Methods — We conducted a retrospective population-based study using administrative data in Ontario, Canada of 5-year survivors diagnosed between 1986 and 2005 at risk of therapy-related late cardiomyopathy. Patients were classified into three groups based on the recommended frequency of screening: annual, every 2 years, and every 5 years.
Results — Of 1811 eligible survivors followed for median 7.8 years (range 0–14.0), patients were adherent to screening for only 8.6% of their period of follow-up. Survivor clinic utilization had the strongest association with increased rates of adherence: when compared to no attendance, ≥ 5 clinic visits/10-year period had RR of adherence of 10.6 (95% CI 5.7–19.5) in the annual group, 3.3 (95% CI 2.3–4.8) in the every 2-year group, and 2.3 (95% CI 1.6–3.2) in the every 5-year group.

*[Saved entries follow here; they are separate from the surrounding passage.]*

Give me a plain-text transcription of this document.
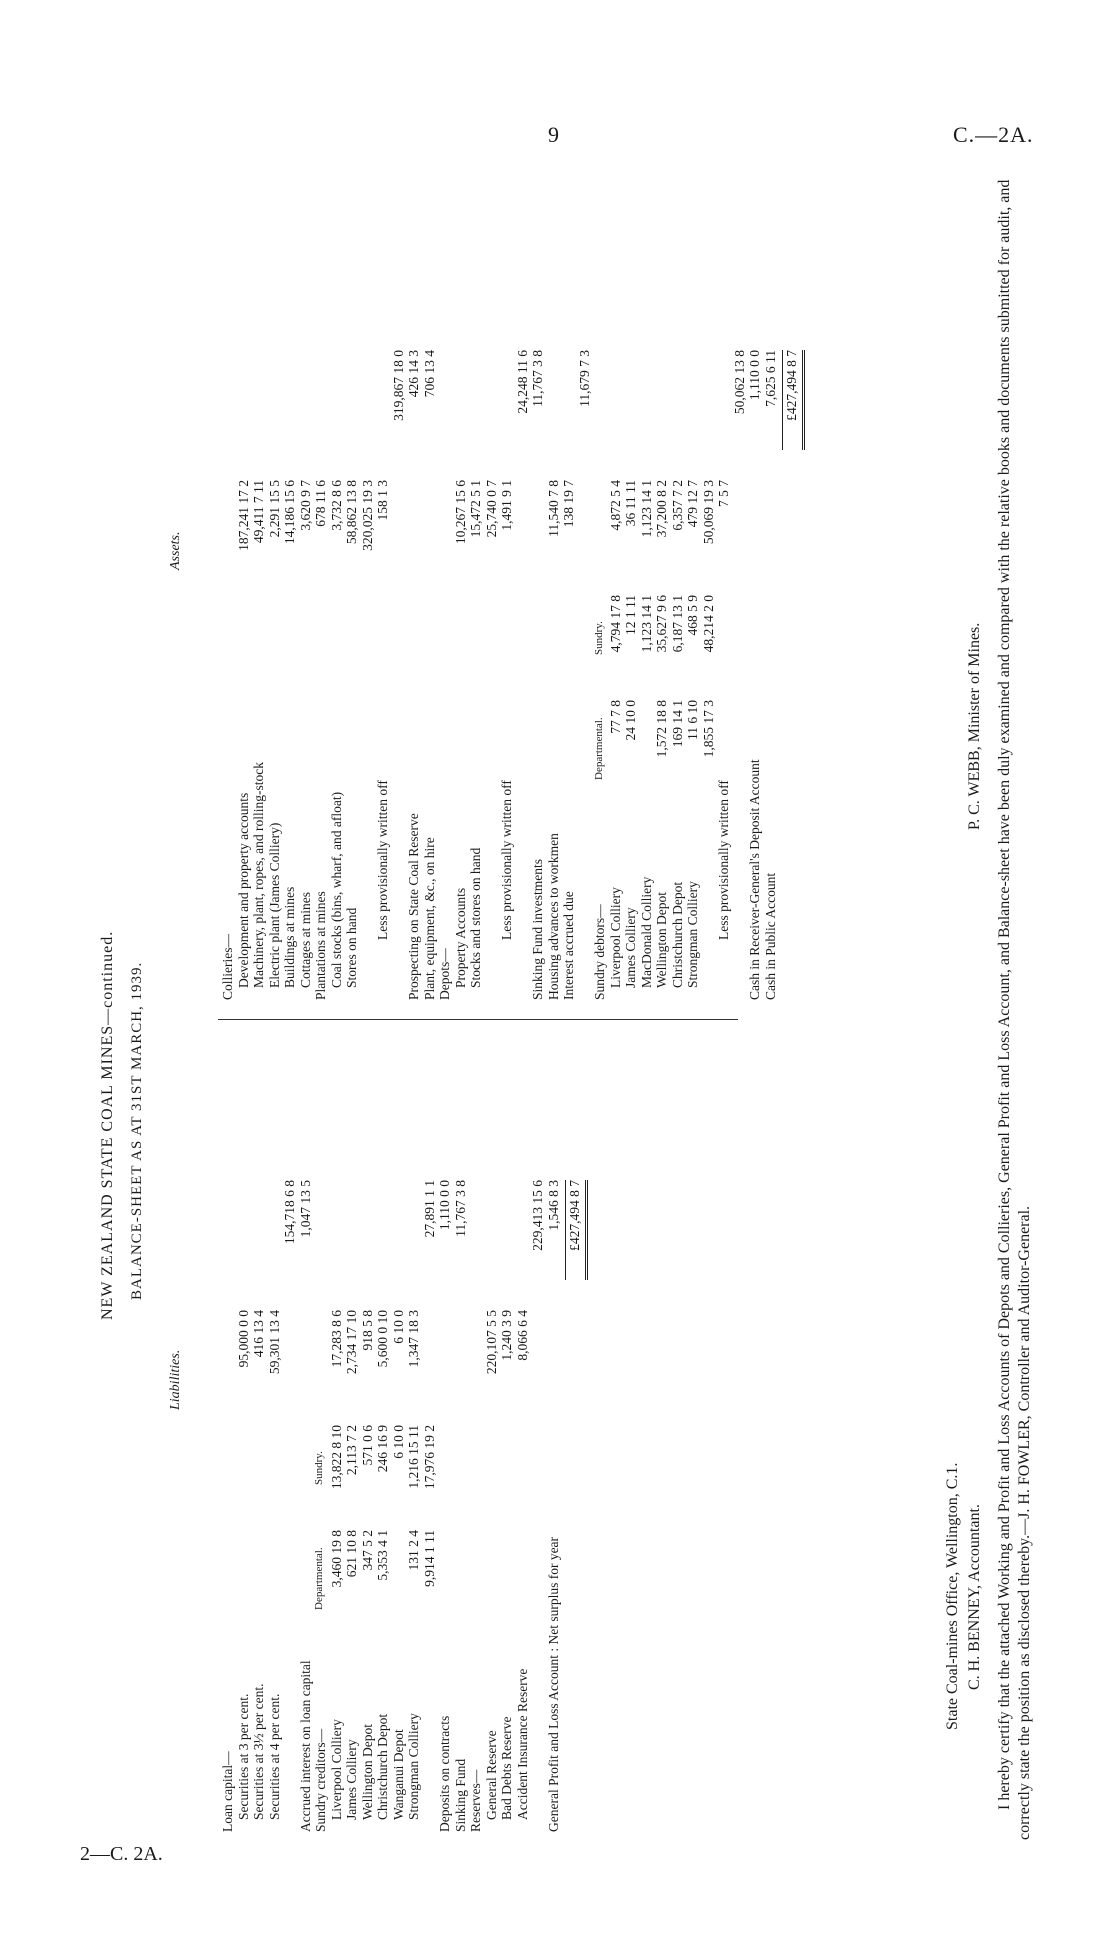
9	C.—2A.
NEW ZEALAND STATE COAL MINES—continued. BALANCE-SHEET AS AT 31ST MARCH, 1939.
Liabilities.
Loan capital— Securities at 3 per cent.
95,000 0 0
Securities at 3½ per cent.
416 13 4
Securities at 4 per cent.
59,301 13 4
154,718 6 8
Accrued interest on loan capital
1,047 13 5
Sundry creditors— Liverpool Colliery
3,460 19 8
13,822 8 10
17,283 8 6
James Colliery
621 10 8
2,113 7 2
2,734 17 10
Wellington Depot
347 5 2
571 0 6
918 5 8
Christchurch Depot
5,353 4 1
246 16 9
5,600 0 10
Wanganui Depot
6 10 0
6 10 0
Strongman Colliery
131 2 4
1,216 15 11
1,347 18 3
9,914 1 11
17,976 19 2
27,891 1 1
Deposits on contracts
1,110 0 0
Sinking Fund
11,767 3 8
Reserves— General Reserve
220,107 5 5
Bad Debts Reserve
1,240 3 9
Accident Insurance Reserve
8,066 6 4
229,413 15 6
General Profit and Loss Account : Net surplus for year
1,546 8 3 £427,494 8 7
Departmental.
Sundry.
Assets.
Collieries— Development and property accounts
187,241 17 2
Machinery, plant, ropes, and rolling-stock
49,411 7 11
Electric plant (James Colliery)
2,291 15 5
Buildings at mines
14,186 15 6
Cottages at mines
3,620 9 7
Plantations at mines
678 11 6
Coal stocks (bins, wharf, and afloat)
3,732 8 6
Stores on hand
58,862 13 8 320,025 19 3
Less provisionally written off
158 1 3
319,867 18 0
Prospecting on State Coal Reserve
426 14 3
Plant, equipment, &c., on hire
706 13 4
Depots— Property Accounts
10,267 15 6
Stocks and stores on hand
15,472 5 1 25,740 0 7
Less provisionally written off
1,491 9 1
24,248 11 6
Sinking Fund investments
11,767 3 8
Housing advances to workmen
11,540 7 8
Interest accrued due
138 19 7
11,679 7 3
Sundry debtors— Liverpool Colliery
77 7 8
4,794 17 8
4,872 5 4
James Colliery
24 10 0
12 1 11
36 11 11
MacDonald Colliery
1,123 14 1
1,123 14 1
Wellington Depot
1,572 18 8
35,627 9 6
37,200 8 2
Christchurch Depot
169 14 1
6,187 13 1
6,357 7 2
Strongman Colliery
11 6 10
468 5 9
479 12 7
1,855 17 3
48,214 2 0
50,069 19 3
Less provisionally written off
7 5 7
50,062 13 8
Cash in Receiver-General's Deposit Account
1,110 0 0
Cash in Public Account
7,625 6 11 £427,494 8 7
Departmental.
Sundry.
State Coal-mines Office, Wellington, C.1. C. H. BENNEY, Accountant.
P. C. WEBB, Minister of Mines. I hereby certify that the attached Working and Profit and Loss Accounts of Depots and Collieries, General Profit and Loss Account, and Balance-sheet have been duly examined and compared with the relative books and documents submitted for audit, and correctly state the position as disclosed thereby.—J. H. FOWLER, Controller and Auditor-General.
2—C. 2A.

Additional factors associated with increased adherence after adjusting for clinic attendance included annual assessment by a general practioner, female sex, diagnosis prior to 2003, and living in a rural area.
Conclusions — In a model of specialized survivor care, increased clinic utilization is associated with improved patient adherence to COG LTFU cardiomyopathy screening guidelines.
Implications for Cancer Survivors —Specialized survivor clinics may improve health outcomes in survivors through improved adherence to screening. However, rates of adherence remain suboptimal and further multifacetted strategies need to be explored to improve overall rates of screening in adult survivors of childhood cancer.